Wednesday, May 30, 2012

Hartog on Davis, "Judges, Masters, Diviners: Slaves’ Experience of Criminal Justice in Colonial Suriname"

Writing for the JOTWELL legal history section, Hendrik Hartog (Princeton University) calls readers' attention (here) to Natalie Zemon Davis, "Judges, Masters, Diviners: Slaves’ Experience of Criminal Justice in Colonial Suriname," Law &History Review (2011). Hartog begins by discussing the author's profound influence on his own career.
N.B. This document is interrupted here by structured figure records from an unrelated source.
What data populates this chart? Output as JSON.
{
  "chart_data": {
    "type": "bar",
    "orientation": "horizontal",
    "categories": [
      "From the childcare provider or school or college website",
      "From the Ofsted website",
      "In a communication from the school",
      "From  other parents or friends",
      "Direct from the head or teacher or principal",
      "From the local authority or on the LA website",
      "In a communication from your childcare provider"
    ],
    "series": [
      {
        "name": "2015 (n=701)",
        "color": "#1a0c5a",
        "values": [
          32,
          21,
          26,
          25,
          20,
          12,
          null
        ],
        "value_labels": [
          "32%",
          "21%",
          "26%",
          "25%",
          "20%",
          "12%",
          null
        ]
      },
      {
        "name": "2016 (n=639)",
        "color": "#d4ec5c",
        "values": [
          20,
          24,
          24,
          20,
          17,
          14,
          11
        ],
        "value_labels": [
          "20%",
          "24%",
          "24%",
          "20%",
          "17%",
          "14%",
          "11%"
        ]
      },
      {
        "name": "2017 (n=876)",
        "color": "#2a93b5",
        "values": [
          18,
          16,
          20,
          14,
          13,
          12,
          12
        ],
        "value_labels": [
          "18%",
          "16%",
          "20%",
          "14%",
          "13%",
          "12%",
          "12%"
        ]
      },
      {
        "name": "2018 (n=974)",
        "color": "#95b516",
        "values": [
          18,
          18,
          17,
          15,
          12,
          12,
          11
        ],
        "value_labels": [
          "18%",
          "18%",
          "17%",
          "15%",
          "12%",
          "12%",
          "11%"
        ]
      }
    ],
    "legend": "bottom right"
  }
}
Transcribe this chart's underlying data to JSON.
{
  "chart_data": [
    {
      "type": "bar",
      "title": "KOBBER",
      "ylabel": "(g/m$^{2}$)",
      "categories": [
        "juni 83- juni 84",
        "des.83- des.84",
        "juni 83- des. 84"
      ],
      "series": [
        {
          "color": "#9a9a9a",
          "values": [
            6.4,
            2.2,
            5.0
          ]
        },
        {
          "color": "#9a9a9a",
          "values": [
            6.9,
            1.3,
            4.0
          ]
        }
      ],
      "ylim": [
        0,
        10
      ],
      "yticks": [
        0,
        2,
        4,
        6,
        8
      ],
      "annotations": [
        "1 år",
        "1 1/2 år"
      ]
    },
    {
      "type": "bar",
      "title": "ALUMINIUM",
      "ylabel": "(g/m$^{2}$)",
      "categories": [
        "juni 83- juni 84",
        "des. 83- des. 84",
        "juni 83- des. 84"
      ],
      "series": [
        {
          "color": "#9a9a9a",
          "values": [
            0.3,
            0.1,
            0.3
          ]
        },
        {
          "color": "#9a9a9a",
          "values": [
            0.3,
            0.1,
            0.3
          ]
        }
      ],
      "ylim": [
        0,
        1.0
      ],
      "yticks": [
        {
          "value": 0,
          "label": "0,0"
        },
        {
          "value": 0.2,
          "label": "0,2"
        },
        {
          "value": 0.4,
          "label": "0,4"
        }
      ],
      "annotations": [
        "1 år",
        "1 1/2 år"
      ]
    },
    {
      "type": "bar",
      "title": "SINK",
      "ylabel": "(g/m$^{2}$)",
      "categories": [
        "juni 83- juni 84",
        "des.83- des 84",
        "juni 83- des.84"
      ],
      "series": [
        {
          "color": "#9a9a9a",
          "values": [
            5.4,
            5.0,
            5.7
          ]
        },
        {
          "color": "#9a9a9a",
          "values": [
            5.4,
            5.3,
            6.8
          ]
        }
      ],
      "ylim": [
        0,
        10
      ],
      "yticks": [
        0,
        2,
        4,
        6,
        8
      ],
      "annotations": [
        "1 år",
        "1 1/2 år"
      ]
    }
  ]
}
He then discusses the article, which he calls "a triumph of the moral and historical imagination." Here's more:
Now, many years beyond her official “retirement,” Davis publishes “Judges, Masters, Diviners: Slaves’ Experience of Criminal Justice in Colonial Suriname,” as part of her continuing inquiry into slaveholding and the lives of slaves in the Dutch colony of Suriname.  Her larger project of reconstructing life in early modern Suriname has required her to learn new languages and literatures.  It has resulted in provocative and illuminating studies of the ironic situation of Jews who moved to Suriname to found a radically free place for themselves and who then, of course, became slaveholders.  But the Law and History Review article pursues a different question, about the various meanings of what “criminal law” meant in a radically violent slave society.